The company also is facing related federal securities lawsuits from stockholders and former employees.

The company won't comment on specific suits, but said it is prepared to wage a fight in court.

"The company believes it has a meritorious defense to the Vioxx lawsuits and will vigorously defend against them," Merck spokeswoman Anita Larsen said.

The class-action suit is the second Vioxx-related lawsuit from Southwest Florida.

Last month, Naples resident Frances Dunleavey filed an individual suit against Merck in Collier County on behalf of her husband, Edward, 48, who died last year from a heart attack after taking Vioxx for three years.

"He had no symptoms, then he died in the middle of the night," said Dunleavey's attorney, who's suing Merck for negligence, misrepresentation, breach of warranty and other alleged wrongdoing.
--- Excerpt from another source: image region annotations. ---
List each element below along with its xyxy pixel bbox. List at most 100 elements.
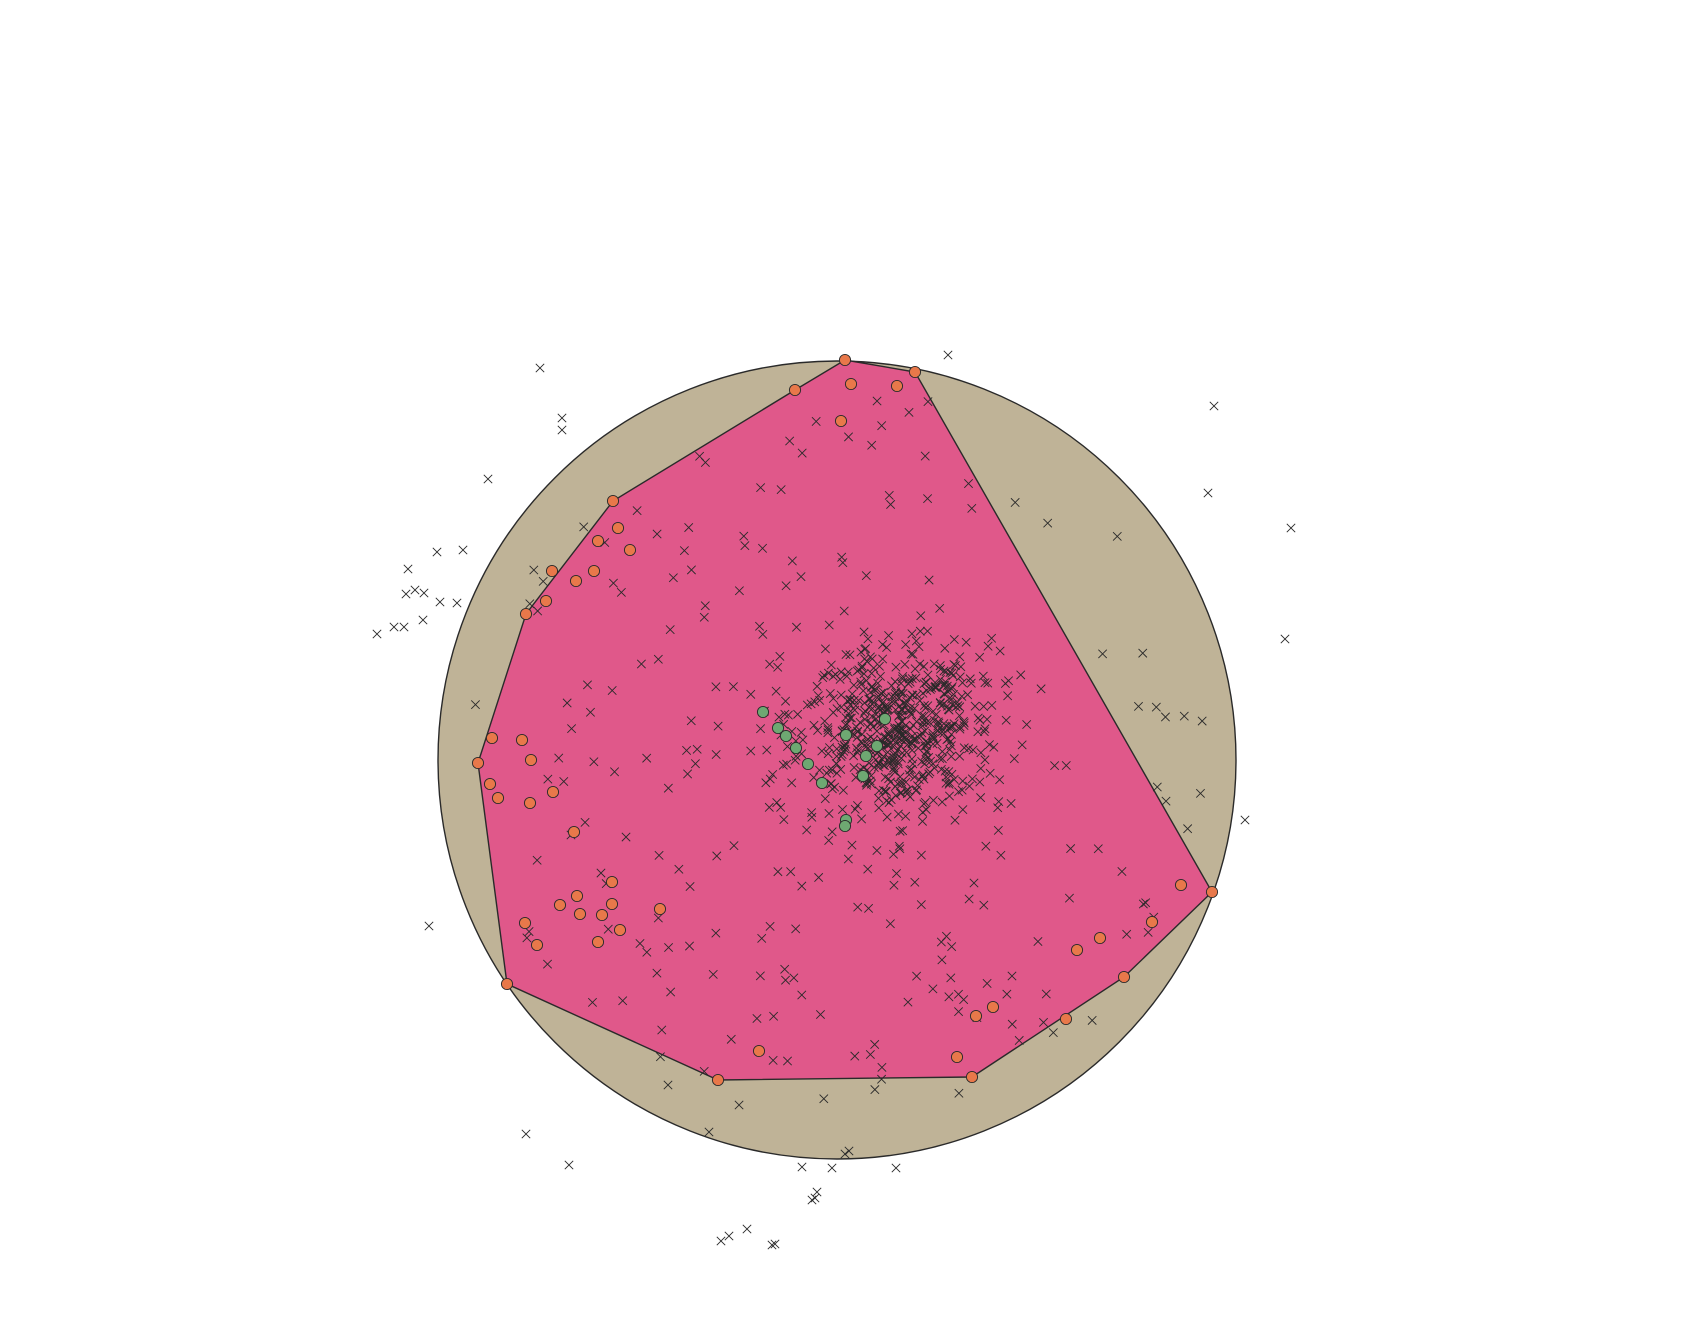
cross-point <box>770 1239 780 1249</box>
cross-point <box>781 696 791 706</box>
cross-point <box>559 777 569 787</box>
cross-point <box>984 740 994 750</box>
inner-point <box>856 769 870 783</box>
cross-point <box>838 558 848 568</box>
cross-point <box>525 599 535 609</box>
cross-point <box>815 765 825 775</box>
cross-point <box>785 436 795 446</box>
cross-point <box>955 652 965 662</box>
cross-point <box>867 682 877 692</box>
cross-point <box>949 634 959 644</box>
cross-point <box>1098 649 1108 659</box>
cross-point <box>891 662 901 672</box>
cross-point <box>827 827 837 837</box>
cross-point <box>955 724 965 734</box>
boundary-point <box>491 791 505 805</box>
cross-point <box>876 688 886 698</box>
cross-point <box>884 727 894 737</box>
cross-point <box>589 757 599 767</box>
inner-point <box>801 757 815 771</box>
cross-point <box>853 902 863 912</box>
cross-point <box>819 1094 829 1104</box>
cross-point <box>1179 711 1189 721</box>
cross-point <box>903 706 913 716</box>
cross-point <box>668 573 678 583</box>
cross-point <box>954 1088 964 1098</box>
cross-point <box>907 764 917 774</box>
cross-point <box>1038 1017 1049 1027</box>
cross-point <box>877 1074 887 1084</box>
cross-point <box>712 851 722 861</box>
cross-point <box>839 606 849 616</box>
cross-point <box>827 784 837 794</box>
cross-point <box>916 900 926 910</box>
cross-point <box>652 529 662 539</box>
cross-point <box>924 575 934 585</box>
cross-point <box>776 802 786 812</box>
cross-point <box>1036 684 1046 694</box>
cross-point <box>666 987 676 997</box>
cross-point <box>955 751 965 761</box>
boundary-point <box>613 923 627 937</box>
cross-point <box>832 744 842 754</box>
cross-point <box>557 425 567 435</box>
cross-point <box>778 760 788 770</box>
cross-point <box>418 615 428 625</box>
boundary-point <box>595 908 609 922</box>
cross-point <box>958 776 968 786</box>
cross-point <box>869 762 879 773</box>
cross-point <box>1160 712 1170 722</box>
cross-point <box>608 578 618 588</box>
cross-point <box>925 684 935 694</box>
cross-point <box>807 1195 817 1205</box>
boundary-point <box>653 902 667 916</box>
cross-point <box>824 620 834 630</box>
cross-point <box>958 716 968 726</box>
cross-point <box>802 825 812 835</box>
cross-point <box>904 770 914 780</box>
cross-point <box>851 722 861 732</box>
cross-point <box>864 703 874 713</box>
cross-point <box>815 1009 825 1020</box>
cross-point <box>740 541 750 551</box>
cross-point <box>554 753 564 763</box>
boundary-point <box>1205 885 1219 899</box>
cross-point <box>728 682 738 692</box>
cross-point <box>889 763 899 773</box>
cross-point <box>882 643 892 653</box>
cross-point <box>946 729 956 739</box>
cross-point <box>1161 796 1171 806</box>
cross-point <box>532 855 542 865</box>
cross-point <box>679 546 689 556</box>
cross-point <box>711 928 721 938</box>
cross-point <box>812 681 822 691</box>
boundary-point <box>518 916 532 930</box>
cross-point <box>724 1231 734 1241</box>
cross-point <box>1203 488 1213 498</box>
cross-point <box>979 727 989 737</box>
cross-point <box>923 494 933 504</box>
cross-point <box>401 589 411 599</box>
cross-point <box>893 779 903 789</box>
cross-point <box>772 798 782 808</box>
cross-point <box>901 777 911 787</box>
cross-point <box>716 1236 726 1246</box>
cross-point <box>887 692 897 702</box>
cross-point <box>739 531 749 541</box>
cross-point <box>873 762 884 772</box>
cross-point <box>836 690 846 700</box>
cross-point <box>957 691 967 701</box>
cross-point <box>910 703 920 713</box>
cross-point <box>861 643 871 654</box>
cross-point <box>1197 716 1207 726</box>
cross-point <box>632 506 642 516</box>
cross-point <box>403 564 413 574</box>
cross-point <box>919 661 929 671</box>
cross-point <box>995 646 1005 656</box>
cross-point <box>529 565 539 575</box>
cross-point <box>855 717 865 727</box>
cross-point <box>837 552 847 562</box>
cross-point <box>958 805 968 815</box>
inner-point <box>756 705 770 719</box>
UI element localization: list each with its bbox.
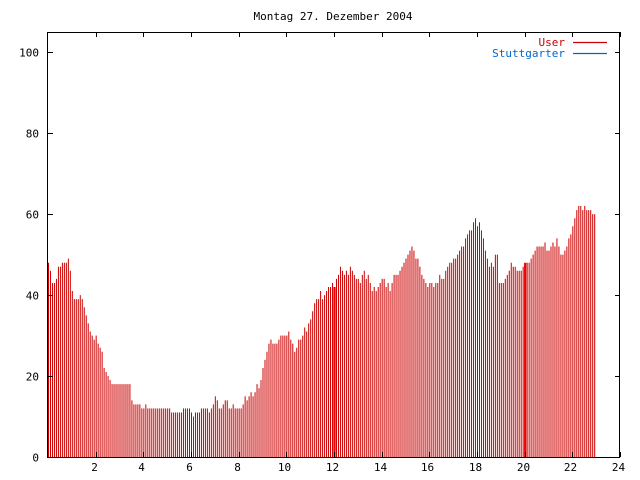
- x-tick-label: 4: [138, 461, 145, 474]
- x-tick-label: 24: [612, 461, 626, 474]
- x-tick-label: 6: [186, 461, 193, 474]
- legend-label-stuttgarter: Stuttgarter: [492, 47, 565, 60]
- y-tick-label: 40: [26, 290, 39, 303]
- x-tick-label: 16: [421, 461, 434, 474]
- x-tick-label: 22: [564, 461, 577, 474]
- y-tick-label: 80: [26, 128, 39, 141]
- legend: User Stuttgarter: [492, 36, 607, 60]
- x-tick-label: 18: [469, 461, 482, 474]
- x-tick-label: 8: [234, 461, 241, 474]
- y-tick-label: 100: [19, 47, 39, 60]
- x-tick-label: 20: [517, 461, 530, 474]
- legend-label-user: User: [539, 36, 566, 49]
- chart-title: Montag 27. Dezember 2004: [254, 10, 413, 23]
- x-tick-label: 14: [374, 461, 388, 474]
- x-tick-label: 10: [278, 461, 291, 474]
- y-tick-label: 60: [26, 209, 39, 222]
- y-tick-label: 20: [26, 371, 39, 384]
- x-tick-label: 2: [91, 461, 98, 474]
- plot-frame: [47, 32, 620, 458]
- bars-group: [48, 206, 596, 457]
- y-tick-label: 0: [32, 452, 39, 465]
- x-tick-label: 12: [326, 461, 339, 474]
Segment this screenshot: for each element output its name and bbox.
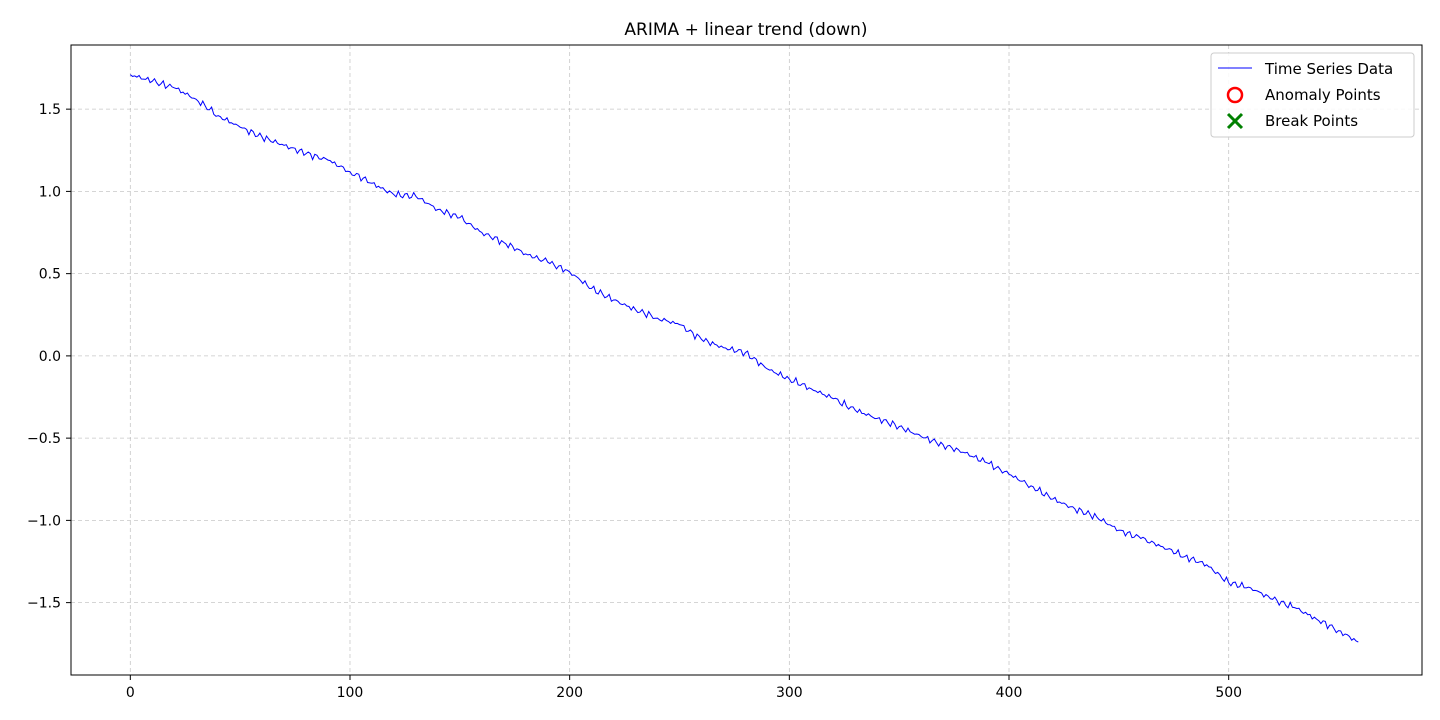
y-tick-label: −1.5 (27, 596, 61, 612)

This is not the first time Merck has contended with accusations of misrepresentation.

In 2001, the Food & Drug Administration sent a warning letter to the company asserting that Merck continues to minimize potentially serious cardiovascular risks, omit crucial risk information to patients and physicians, minimize certain harmful drug interactions and promote unapproved uses.

"Your minimizing these potential risks and misrepresenting the safety profile for Vioxx raise significant public health and safety concerns," wrote Thomas Abrams, FDA's director of drug marketing, advertising and communications.

Merck was warned to cease all misleading promotional activities and issue clarification letters to health care providers or face regulatory action.